David Haussler on Genome Research: Hidden Markov Models
  David Haussler     Biography    
Recorded: 08 May 2012

We developed hidden Markov models - that were extensively applied in bioinformatics later. In particular, we were the first to run the hidden Markov model to find the genes in the E. coli genome.

In Markov models, or go, go way back as models of time series data, anything sarcastic variation that happens through time, you can model it in very simple way, with a hidden Markov model. They were used in speech recognition extensively and are the basis for most modern speech recognition mechanisms. So, when you talk to Siri on your iPhone or something like that, that has the benefit of hidden Markov model technology. We were looking at applications of that in molecular biology when Anders Krogh came to do a post-doc at Santa Cruz for the first time and his background was in physics and mine in math and computer science. But we both had an interest in molecular biology and we were thinking one day, just one afternoon, about how we could apply the hidden Markov model to run along the chain of a protein sequence and predict the pattern of amino acids or DNA in a genome and from that rapidly grew a whole blossoming of methodology and ideas, we pieced together a program. We started classifying proteins based on hidden Markov model recognized similarities. We ran the hidden Markov model through the entire E. coli genome, picking out where the genes were…
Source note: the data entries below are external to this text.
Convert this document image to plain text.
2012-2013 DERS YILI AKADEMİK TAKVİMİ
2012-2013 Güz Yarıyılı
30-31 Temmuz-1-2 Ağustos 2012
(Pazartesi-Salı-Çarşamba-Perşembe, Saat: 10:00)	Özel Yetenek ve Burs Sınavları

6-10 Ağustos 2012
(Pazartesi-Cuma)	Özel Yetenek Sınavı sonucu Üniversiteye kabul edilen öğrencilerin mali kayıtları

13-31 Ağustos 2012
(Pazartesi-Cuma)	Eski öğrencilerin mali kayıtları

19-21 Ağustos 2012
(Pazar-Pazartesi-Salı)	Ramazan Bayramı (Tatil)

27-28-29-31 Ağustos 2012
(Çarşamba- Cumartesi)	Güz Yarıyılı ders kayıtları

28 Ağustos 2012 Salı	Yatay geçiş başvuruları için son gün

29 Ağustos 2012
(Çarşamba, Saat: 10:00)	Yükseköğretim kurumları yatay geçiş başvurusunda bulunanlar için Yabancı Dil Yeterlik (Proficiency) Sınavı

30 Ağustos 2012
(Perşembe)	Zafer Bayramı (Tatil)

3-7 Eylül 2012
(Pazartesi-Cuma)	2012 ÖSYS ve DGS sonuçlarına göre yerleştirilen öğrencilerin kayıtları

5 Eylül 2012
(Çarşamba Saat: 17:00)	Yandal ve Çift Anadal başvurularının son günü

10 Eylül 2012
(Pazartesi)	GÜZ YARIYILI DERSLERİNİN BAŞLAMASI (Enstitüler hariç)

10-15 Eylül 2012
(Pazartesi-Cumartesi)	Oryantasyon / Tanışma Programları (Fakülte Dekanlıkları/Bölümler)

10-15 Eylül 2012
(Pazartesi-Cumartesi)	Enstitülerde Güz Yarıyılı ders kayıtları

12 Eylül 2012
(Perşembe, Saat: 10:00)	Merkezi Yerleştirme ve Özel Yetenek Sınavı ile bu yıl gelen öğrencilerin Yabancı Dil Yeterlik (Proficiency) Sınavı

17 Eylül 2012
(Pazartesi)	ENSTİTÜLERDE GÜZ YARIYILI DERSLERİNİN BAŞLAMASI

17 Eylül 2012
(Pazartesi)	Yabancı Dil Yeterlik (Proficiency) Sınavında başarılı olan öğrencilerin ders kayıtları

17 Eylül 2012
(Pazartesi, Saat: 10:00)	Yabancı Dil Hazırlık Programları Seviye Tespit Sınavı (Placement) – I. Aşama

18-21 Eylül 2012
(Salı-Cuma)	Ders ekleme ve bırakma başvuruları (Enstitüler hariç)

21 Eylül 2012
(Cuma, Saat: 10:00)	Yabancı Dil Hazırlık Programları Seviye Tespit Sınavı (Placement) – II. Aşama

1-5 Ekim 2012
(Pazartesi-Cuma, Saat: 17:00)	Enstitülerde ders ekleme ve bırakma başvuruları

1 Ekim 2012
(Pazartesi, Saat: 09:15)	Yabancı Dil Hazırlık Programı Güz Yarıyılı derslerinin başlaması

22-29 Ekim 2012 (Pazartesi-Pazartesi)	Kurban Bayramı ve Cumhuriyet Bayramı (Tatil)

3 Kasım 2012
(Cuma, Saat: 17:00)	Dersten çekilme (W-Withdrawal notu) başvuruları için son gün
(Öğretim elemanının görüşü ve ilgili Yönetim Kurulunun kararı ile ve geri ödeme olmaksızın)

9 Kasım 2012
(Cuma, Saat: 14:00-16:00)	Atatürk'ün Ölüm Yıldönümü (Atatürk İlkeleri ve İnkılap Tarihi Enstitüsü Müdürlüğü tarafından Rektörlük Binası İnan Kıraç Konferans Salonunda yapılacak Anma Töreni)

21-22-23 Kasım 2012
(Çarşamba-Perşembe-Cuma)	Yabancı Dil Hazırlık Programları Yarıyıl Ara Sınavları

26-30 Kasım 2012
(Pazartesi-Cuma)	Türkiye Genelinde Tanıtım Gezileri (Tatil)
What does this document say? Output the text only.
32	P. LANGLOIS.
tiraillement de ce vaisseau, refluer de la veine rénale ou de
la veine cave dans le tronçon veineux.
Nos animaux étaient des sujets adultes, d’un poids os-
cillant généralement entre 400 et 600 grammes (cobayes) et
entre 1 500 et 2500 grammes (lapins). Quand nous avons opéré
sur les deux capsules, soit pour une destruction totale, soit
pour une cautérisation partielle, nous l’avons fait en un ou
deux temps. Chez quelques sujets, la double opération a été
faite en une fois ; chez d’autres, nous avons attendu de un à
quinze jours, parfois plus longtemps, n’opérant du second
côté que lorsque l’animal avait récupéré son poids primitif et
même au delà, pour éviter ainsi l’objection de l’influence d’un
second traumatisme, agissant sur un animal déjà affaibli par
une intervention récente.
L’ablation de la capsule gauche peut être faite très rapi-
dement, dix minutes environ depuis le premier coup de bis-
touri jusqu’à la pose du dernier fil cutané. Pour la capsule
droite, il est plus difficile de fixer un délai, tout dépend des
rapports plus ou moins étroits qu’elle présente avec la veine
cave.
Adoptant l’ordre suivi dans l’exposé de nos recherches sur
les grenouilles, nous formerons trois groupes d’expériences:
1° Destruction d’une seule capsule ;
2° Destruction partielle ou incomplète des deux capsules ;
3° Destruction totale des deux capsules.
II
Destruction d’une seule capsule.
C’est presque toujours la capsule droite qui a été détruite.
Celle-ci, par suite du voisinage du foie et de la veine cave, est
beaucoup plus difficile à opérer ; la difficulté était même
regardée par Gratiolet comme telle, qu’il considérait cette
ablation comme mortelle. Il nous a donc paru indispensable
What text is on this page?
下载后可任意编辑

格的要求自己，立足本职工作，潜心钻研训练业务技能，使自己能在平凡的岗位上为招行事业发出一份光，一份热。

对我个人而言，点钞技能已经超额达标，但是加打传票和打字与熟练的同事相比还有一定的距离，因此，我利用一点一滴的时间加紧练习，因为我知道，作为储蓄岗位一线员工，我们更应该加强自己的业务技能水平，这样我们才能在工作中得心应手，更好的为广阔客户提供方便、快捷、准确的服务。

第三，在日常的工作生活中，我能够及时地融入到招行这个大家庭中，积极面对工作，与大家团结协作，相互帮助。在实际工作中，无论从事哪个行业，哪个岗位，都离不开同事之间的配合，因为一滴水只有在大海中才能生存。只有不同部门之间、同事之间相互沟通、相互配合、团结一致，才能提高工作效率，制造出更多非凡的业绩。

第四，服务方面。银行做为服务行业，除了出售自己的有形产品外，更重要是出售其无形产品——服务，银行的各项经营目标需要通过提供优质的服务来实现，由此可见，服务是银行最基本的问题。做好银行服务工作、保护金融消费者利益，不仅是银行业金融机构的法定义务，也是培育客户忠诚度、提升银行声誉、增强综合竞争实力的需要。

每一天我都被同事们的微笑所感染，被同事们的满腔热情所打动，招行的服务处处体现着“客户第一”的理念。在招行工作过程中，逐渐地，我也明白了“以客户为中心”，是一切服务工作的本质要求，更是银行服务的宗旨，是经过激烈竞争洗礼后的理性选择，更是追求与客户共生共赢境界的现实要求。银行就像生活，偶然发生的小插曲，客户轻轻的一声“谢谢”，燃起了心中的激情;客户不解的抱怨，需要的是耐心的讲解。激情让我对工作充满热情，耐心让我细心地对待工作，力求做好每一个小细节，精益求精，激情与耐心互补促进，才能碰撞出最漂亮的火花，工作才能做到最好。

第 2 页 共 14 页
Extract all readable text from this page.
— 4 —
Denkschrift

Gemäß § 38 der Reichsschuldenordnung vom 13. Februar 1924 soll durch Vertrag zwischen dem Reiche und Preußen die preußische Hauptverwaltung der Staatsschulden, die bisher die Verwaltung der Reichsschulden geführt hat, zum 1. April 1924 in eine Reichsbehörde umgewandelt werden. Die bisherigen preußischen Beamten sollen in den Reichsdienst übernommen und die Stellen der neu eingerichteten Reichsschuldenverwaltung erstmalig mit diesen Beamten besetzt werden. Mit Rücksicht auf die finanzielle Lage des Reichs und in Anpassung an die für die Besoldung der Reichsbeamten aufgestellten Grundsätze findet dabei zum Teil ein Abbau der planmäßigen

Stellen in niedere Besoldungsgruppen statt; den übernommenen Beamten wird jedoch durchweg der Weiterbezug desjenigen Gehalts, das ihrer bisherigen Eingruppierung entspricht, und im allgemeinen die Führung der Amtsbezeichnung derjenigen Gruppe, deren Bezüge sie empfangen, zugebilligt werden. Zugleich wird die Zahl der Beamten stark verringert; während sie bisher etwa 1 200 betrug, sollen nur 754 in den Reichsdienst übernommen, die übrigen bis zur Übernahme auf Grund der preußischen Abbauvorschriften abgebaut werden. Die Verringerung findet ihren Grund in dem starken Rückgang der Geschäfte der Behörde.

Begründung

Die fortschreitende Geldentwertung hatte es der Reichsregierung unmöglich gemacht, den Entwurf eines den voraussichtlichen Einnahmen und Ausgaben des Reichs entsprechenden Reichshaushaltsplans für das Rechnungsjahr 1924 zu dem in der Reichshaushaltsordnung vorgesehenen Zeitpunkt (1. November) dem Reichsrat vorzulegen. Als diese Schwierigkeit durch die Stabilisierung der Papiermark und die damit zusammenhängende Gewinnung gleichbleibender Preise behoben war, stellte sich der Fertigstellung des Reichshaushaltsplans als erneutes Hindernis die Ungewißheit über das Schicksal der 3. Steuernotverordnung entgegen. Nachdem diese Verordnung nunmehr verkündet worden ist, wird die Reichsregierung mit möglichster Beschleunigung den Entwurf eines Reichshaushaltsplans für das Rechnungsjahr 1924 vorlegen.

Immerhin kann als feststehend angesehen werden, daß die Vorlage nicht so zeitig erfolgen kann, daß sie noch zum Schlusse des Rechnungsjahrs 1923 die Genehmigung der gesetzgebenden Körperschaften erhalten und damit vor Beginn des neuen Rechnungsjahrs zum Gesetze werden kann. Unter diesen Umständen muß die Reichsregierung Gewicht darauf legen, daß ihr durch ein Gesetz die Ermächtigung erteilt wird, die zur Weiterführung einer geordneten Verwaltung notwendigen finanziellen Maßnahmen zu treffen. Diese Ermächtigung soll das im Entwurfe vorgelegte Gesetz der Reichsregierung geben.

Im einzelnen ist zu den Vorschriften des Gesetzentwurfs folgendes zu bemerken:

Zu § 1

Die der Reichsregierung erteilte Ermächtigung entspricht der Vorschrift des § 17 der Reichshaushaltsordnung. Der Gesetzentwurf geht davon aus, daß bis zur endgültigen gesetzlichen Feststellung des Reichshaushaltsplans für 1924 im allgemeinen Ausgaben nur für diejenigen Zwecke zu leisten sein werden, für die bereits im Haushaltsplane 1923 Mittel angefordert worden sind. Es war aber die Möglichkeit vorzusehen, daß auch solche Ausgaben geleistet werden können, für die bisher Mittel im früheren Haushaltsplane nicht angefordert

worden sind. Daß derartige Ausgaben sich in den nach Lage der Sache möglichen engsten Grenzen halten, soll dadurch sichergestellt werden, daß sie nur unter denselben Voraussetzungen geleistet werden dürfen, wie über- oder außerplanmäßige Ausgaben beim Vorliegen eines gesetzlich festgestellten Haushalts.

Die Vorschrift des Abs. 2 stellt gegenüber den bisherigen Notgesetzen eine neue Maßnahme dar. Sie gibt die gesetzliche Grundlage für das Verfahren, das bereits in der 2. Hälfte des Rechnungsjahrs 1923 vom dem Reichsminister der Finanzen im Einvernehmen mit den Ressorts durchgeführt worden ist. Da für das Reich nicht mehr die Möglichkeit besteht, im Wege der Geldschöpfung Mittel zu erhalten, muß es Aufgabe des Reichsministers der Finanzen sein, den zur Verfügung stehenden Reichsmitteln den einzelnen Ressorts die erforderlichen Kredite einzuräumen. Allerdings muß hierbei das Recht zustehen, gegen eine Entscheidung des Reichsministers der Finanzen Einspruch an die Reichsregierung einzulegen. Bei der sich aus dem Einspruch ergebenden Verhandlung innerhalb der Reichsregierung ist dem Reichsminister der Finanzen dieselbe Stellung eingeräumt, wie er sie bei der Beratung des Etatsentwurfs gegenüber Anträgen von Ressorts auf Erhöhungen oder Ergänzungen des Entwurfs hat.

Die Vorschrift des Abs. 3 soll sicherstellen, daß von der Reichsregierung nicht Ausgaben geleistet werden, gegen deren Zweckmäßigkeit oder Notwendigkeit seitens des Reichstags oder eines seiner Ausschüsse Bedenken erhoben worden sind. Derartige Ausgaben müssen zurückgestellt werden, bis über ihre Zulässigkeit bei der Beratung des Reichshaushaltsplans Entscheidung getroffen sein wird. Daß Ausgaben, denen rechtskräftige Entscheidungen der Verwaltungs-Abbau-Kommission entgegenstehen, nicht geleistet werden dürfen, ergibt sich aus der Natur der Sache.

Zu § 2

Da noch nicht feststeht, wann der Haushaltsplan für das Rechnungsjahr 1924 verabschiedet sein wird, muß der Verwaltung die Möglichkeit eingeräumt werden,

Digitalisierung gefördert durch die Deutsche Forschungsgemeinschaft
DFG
There were soon many, many groups using hidden Markov models methodologies. It actually, the hidden Markov model, in a way, unified methodologies that were already being used, dynamic programming methods, for example, are a special case of hidden Markov models and so it was, in a sense, a unifying theme for the gene finding field.

1994, Anders Krogh and I, published a paper on using the hidden Markov model to find all of the genes in the E. coli genome and the same year, Anders and others in my lab published a paper on comparing different protein families to each other with hidden Markov models, discovering similar proteins using this technology.

David Haussler (born 1953) is an American bioinformatician known for his work leading the team that assembled the first human genome sequence in the race to complete the Human Genome Project and subsequently for comparative genome analysis that deepens understanding the molecular function and evolution of the genome. He is a Howard Hughes Medical Institute Investigator, professor of biomolecular engineering and director of the Center for Biomolecular Science and Engineering at the University of California, Santa Cruz, director of the California Institute for Quantitative Biosciences (QB3) on the UC Santa Cruz campus, and a consulting professor at Stanford University School of Medicine and UC San Francisco Biopharmaceutical Sciences Department.